Buffett has long recommended that both large and small investors put their money in low-cost index funds, like those offered by Bogle’s Vanguard.

Meanwhile, some funds are breaking away from the traditional 2-and-20 model to better accommodate investor expectations. For example, Karp’s Tourbillon Capital offers two funds, including a long alpha fund that only collects a performance fee only if it beats a blended benchmark of the MSCI World Index and the S&P 500.

The fees are easily defensible in certain markets

Karp also offers a long/short equity fund, which doesn’t really have a benchmark to measure against. He pointed out that hedge funds that actually hedge or have a lower net exposure to the market aren’t going to have returns that are “as pretty” as those that are just long the index during a bull market.

Instead, Karp thinks the “true measure” of success can be measured during sustained periods of economic recession, anemic growth, or market downturns that last longer than a quarter. During these times, investors should ask, “Is the hedge fund providing you a diversifier and a service that you can’t easily replicate by holding puts or some form of insurance?”

Bloomberg, who described himself as bearish for the “last half dozen years,” expects that at some point things will turn and the fees will be justified.

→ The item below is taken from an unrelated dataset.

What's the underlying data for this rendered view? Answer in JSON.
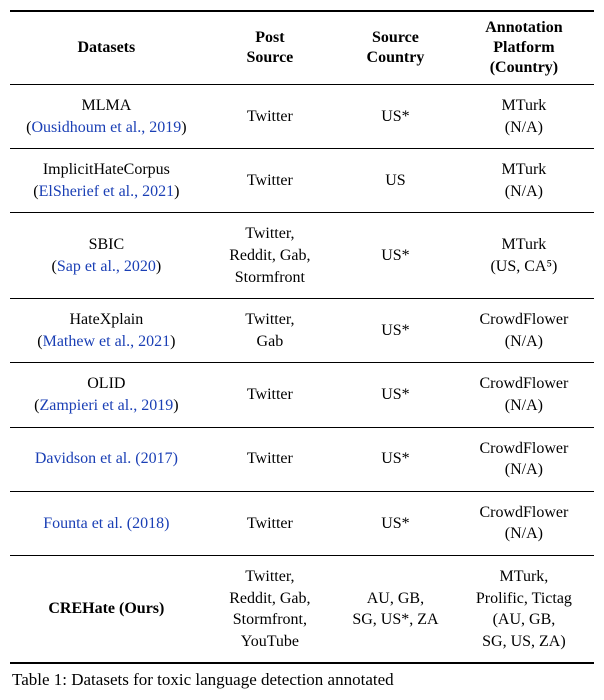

“That’s when you want to hire people with active management,” Bloomberg said. “And 2-and-20 if that’s what you’ve got to pay, or 3-and-30, anything that gets you alpha, you’re going to do that.”

The market needs active management, but it isn’t for everyone

Quantitative investor Cliff Asness, the CIO of AQR Capital, has been a vocal critic of hedge funds charging alpha fees while delivering beta performance. But this time, he gave somewhat of a defense of managers aiming to beat the market, noting that it’s an “oversold story” that active managers aren’t needed at all.

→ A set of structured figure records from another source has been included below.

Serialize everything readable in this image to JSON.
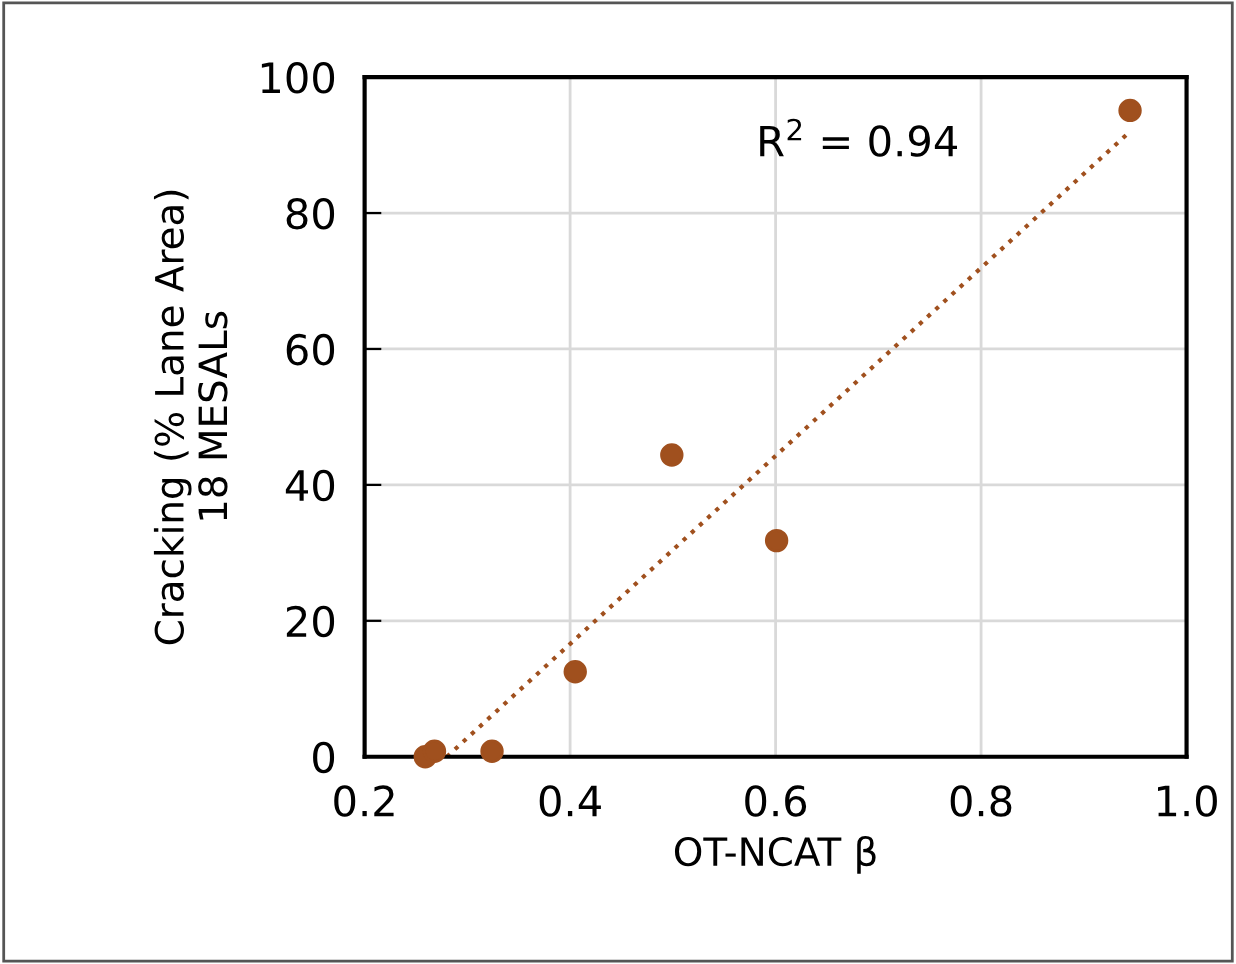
{
  "chart_data": {
    "type": "scatter",
    "xlabel": "OT-NCAT β",
    "ylabel": "Cracking (% Lane Area)\n18 MESALs",
    "annotations": [
      "R$^{2}$ = 0.94"
    ],
    "series": [
      {
        "color": "#a0501e",
        "marker": "circle",
        "x": [
          0.259,
          0.268,
          0.324,
          0.405,
          0.499,
          0.601,
          0.945
        ],
        "values": [
          0,
          0.8,
          0.8,
          12.5,
          44.4,
          31.8,
          95.1
        ]
      },
      {
        "type": "line",
        "color": "#a0501e",
        "line_style": "dotted",
        "marker": "none",
        "x": [
          0.28,
          0.945
        ],
        "values": [
          0,
          92
        ]
      }
    ],
    "xlim": [
      0.2,
      1.0
    ],
    "xticks": [
      0.2,
      0.4,
      0.6,
      0.8,
      {
        "value": 1.0,
        "label": "1.0"
      }
    ],
    "ylim": [
      0,
      100
    ],
    "yticks": [
      0,
      20,
      40,
      60,
      80,
      100
    ],
    "grid": true,
    "legend": false
  }
}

“I am, by the way, beginning to think that I’m being a bit of an apologist for them because I am one of those people who thinks we need a certain amount of active management,” Asness said on his panel at Bloomberg. “The world is not going to be all cap-weighted, and it’s not going to be all quant. Somebody has got to actually look at companies.”

It’s not a “radical view,” he added, pointing to recent comments Vanguard founder Jack Bogle made about indexing. Last month, Bogle told Yahoo Finance’s editor-in-chief Andy Serwer that if everybody indexed it would be “chaos” and “catastrophe.” Bogle noted that one-quarter of the U.S. stock market is currently indexed. He estimated that he would be comfortable if indexing got to 75%.

“I’ll go with Jack,” Asness said. “We need active management. We need good active management.”

Cliff Asness (REUTERS/Lucy Nicholson)
Cliff Asness (REUTERS/Lucy Nicholson)

At the Summit, Joel Greenblatt, co-CIO of long/short equity Gotham Asset Management, agreed with Buffett’s recommendation that most people should index. Though, he pointed out that Buffett doesn’t index and neither does his firm.

Ultimately, picking an investment manager or investment strategy is about understanding what you’re getting into and committing.

“The big picture is the strategy that makes the most sense for you is not only one that makes good sense, but one you can stick with, ” Greenblatt said. “The problem with active management, in general, is if you’re going to beat the market you have to do something different. You have to zig and zag differently.”

For now, most professionals agree the sentiment towards higher-cost investment options will continue to be negative for the the time being.

“The fact [this move to passive investing] has gotten so much press will help it continue. I think it makes a lot of sense for people who don’t understand the strategies they’re following. I think that goes for most people. I think to some extent there will be a continued move.”

Ironically, this trend of blindly buying broad-market indexes may be what the alpha-hunting active managers need.

“When people aren’t discerning among stocks that have different fundamentals, you can create opportunities,” Greenblatt said.